While it may have sounded like bristling at football's invasion of NBA-dominated Thursday nights, Cuban told ESPN's Tim McMahon in March 2014 that greed would be Roger Goodell's downfall.
"I think the NFL is 10 years away from an implosion," Cuban said. "I'm just telling you: Pigs get fat, hogs get slaughtered. And they're getting hoggy.
"Just watch. Pigs get fat, hogs get slaughtered. When you try to take it too far, people turn the other way. I'm just telling you, when you've got a good thing and you get greedy, it always, always, always, always, always turns on you. That's rule No. 1 of business."
After six weeks of football, the NFL's ratings are down an estimated 11 percent across the board. While it's easy to ascribe the drop to a circus of a presidential election and players listening to songs on one knee, it's undeniable that the expansion of Thursday night games ensured that at least one primetime game per week is a dud, giving players less time to recover and coaches less time to prepare. The average age of NFL players has also dropped thanks to revelations about football's effects on long-term health and a payment structure that rewards teams for coveting younger—and therefore less experienced and less polished—players.
“They’re trying to take over every night of TV,” Cuban continued. “Initially, it’ll be, ‘Yeah, they’re the biggest-rating thing that there is.’ OK, Thursday, that’s great, regardless of whether it impacts [the NBA] during that period when we cross over.
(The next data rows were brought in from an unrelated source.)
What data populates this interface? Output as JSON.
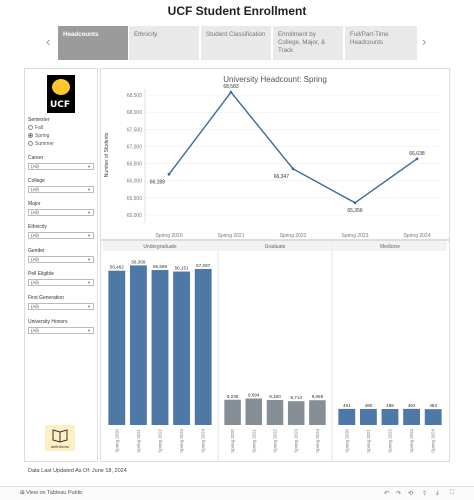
{
  "page": {
    "title": "UCF Student Enrollment"
  },
  "tabs": [
    {
      "label": "Headcounts",
      "active": true
    },
    {
      "label": "Ethnicity"
    },
    {
      "label": "Student Classification"
    },
    {
      "label": "Enrollment by College, Major, & Track"
    },
    {
      "label": "Full/Part-Time Headcounts"
    }
  ],
  "sidebar": {
    "logo_text": "UCF",
    "semester_label": "Semester",
    "semester_options": [
      "Fall",
      "Spring",
      "Summer"
    ],
    "semester_selected": "Spring",
    "filters": [
      {
        "label": "Career",
        "value": "(All)"
      },
      {
        "label": "College",
        "value": "(All)"
      },
      {
        "label": "Major",
        "value": "(All)"
      },
      {
        "label": "Ethnicity",
        "value": "(All)"
      },
      {
        "label": "Gender",
        "value": "(All)"
      },
      {
        "label": "Pell Eligible",
        "value": "(All)"
      },
      {
        "label": "First Generation",
        "value": "(All)"
      },
      {
        "label": "University Honors",
        "value": "(All)"
      }
    ],
    "definitions_label": "definitions"
  },
  "chart_data": [
    {
      "type": "line",
      "title": "University Headcount: Spring",
      "xlabel": "",
      "ylabel": "Number of Students",
      "x": [
        "Spring 2020",
        "Spring 2021",
        "Spring 2022",
        "Spring 2023",
        "Spring 2024"
      ],
      "values": [
        66188,
        68583,
        66347,
        65356,
        66638
      ],
      "value_labels": [
        "66,188",
        "68,583",
        "66,347",
        "65,356",
        "66,638"
      ],
      "ylim": [
        65000,
        68500
      ],
      "yticks": [
        65000,
        65500,
        66000,
        66500,
        67000,
        67500,
        68000,
        68500
      ],
      "ytick_labels": [
        "65,000",
        "65,500",
        "66,000",
        "66,500",
        "67,000",
        "67,500",
        "68,000",
        "68,500"
      ],
      "color": "#3e6a9a",
      "grid": true
    },
    {
      "type": "bar",
      "title": "",
      "categories": [
        "Spring 2020",
        "Spring 2021",
        "Spring 2022",
        "Spring 2023",
        "Spring 2024"
      ],
      "series": [
        {
          "name": "Undergraduate",
          "values": [
            56462,
            58399,
            56699,
            56151,
            57087
          ],
          "labels": [
            "56,462",
            "58,399",
            "56,699",
            "56,151",
            "57,087"
          ],
          "color": "#4e79a7"
        },
        {
          "name": "Graduate",
          "values": [
            9235,
            9694,
            9160,
            8713,
            9068
          ],
          "labels": [
            "9,235",
            "9,694",
            "9,160",
            "8,713",
            "9,068"
          ],
          "color": "#868f96"
        },
        {
          "name": "Medicine",
          "values": [
            491,
            490,
            488,
            492,
            483
          ],
          "labels": [
            "491",
            "490",
            "488",
            "492",
            "483"
          ],
          "color": "#4e79a7"
        }
      ]
    }
  ],
  "footer": {
    "note": "Data Last Updated As Of:  June 18, 2024",
    "view_on": "View on Tableau Public"
  }
}
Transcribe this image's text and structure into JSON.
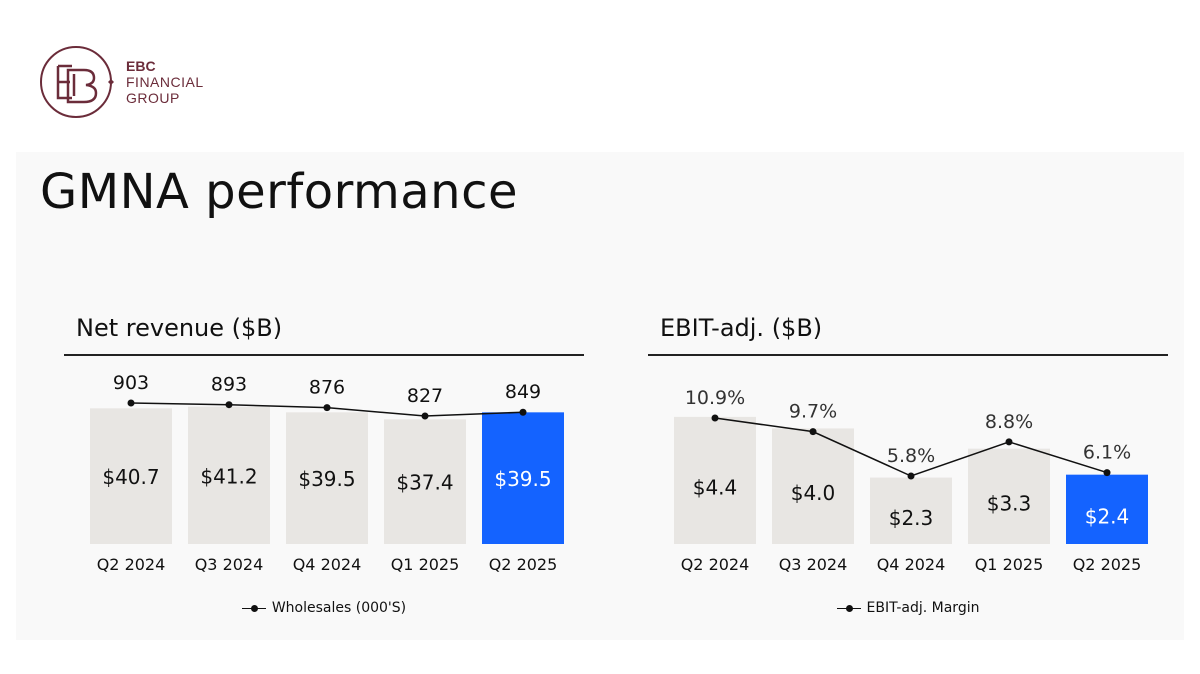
{
  "brand": {
    "line1": "EBC",
    "line2": "FINANCIAL",
    "line3": "GROUP",
    "monogram": "EBC",
    "color": "#6b2c3a"
  },
  "title": "GMNA performance",
  "colors": {
    "bar": "#e8e6e3",
    "highlight": "#1463ff",
    "line": "#111111"
  },
  "chart_data": [
    {
      "type": "bar",
      "title": "Net revenue ($B)",
      "categories": [
        "Q2 2024",
        "Q3 2024",
        "Q4 2024",
        "Q1 2025",
        "Q2 2025"
      ],
      "values": [
        40.7,
        41.2,
        39.5,
        37.4,
        39.5
      ],
      "value_labels": [
        "$40.7",
        "$41.2",
        "$39.5",
        "$37.4",
        "$39.5"
      ],
      "highlight_index": 4,
      "ylim": [
        0,
        42
      ],
      "line_series": {
        "name": "Wholesales (000'S)",
        "values": [
          903,
          893,
          876,
          827,
          849
        ],
        "labels": [
          "903",
          "893",
          "876",
          "827",
          "849"
        ]
      }
    },
    {
      "type": "bar",
      "title": "EBIT-adj. ($B)",
      "categories": [
        "Q2 2024",
        "Q3 2024",
        "Q4 2024",
        "Q1 2025",
        "Q2 2025"
      ],
      "values": [
        4.4,
        4.0,
        2.3,
        3.3,
        2.4
      ],
      "value_labels": [
        "$4.4",
        "$4.0",
        "$2.3",
        "$3.3",
        "$2.4"
      ],
      "highlight_index": 4,
      "ylim": [
        0,
        4.5
      ],
      "line_series": {
        "name": "EBIT-adj. Margin",
        "values": [
          10.9,
          9.7,
          5.8,
          8.8,
          6.1
        ],
        "labels": [
          "10.9%",
          "9.7%",
          "5.8%",
          "8.8%",
          "6.1%"
        ]
      }
    }
  ]
}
Then if it gets Saturday, now you’re impacting colleges. Now it’s on four days a week.
“It’s all football. At some point, the people get sick of it.”
Back to Cuban's comment about greed and his tech background—the NFL's dictatorial clutching of its content on social media has also deterred viewers from turning in. The league is so stingy about highlights of its games being shared without its permission that teams like the Philadelphia Eagles …
— Philadelphia Eagles (@Eagles) October 16, 2016
… and Cleveland Browns have resorted to some funny digs at the NFL's ridiculous policy.
TOUCHDOWN BROWNS! pic.twitter.com/RjRt9DVlpB
— Cleveland Browns (@Browns) October 16, 2016
Notably, the NBA loves it when you record a ridiculous Stephen Curry shot and share it with the world, drawing more interest to the league. And the last NBA game we saw is the highest-rated since Michael Jordan and the Chicago Bulls beat the Utah Jazz in the 1998 NBA Finals.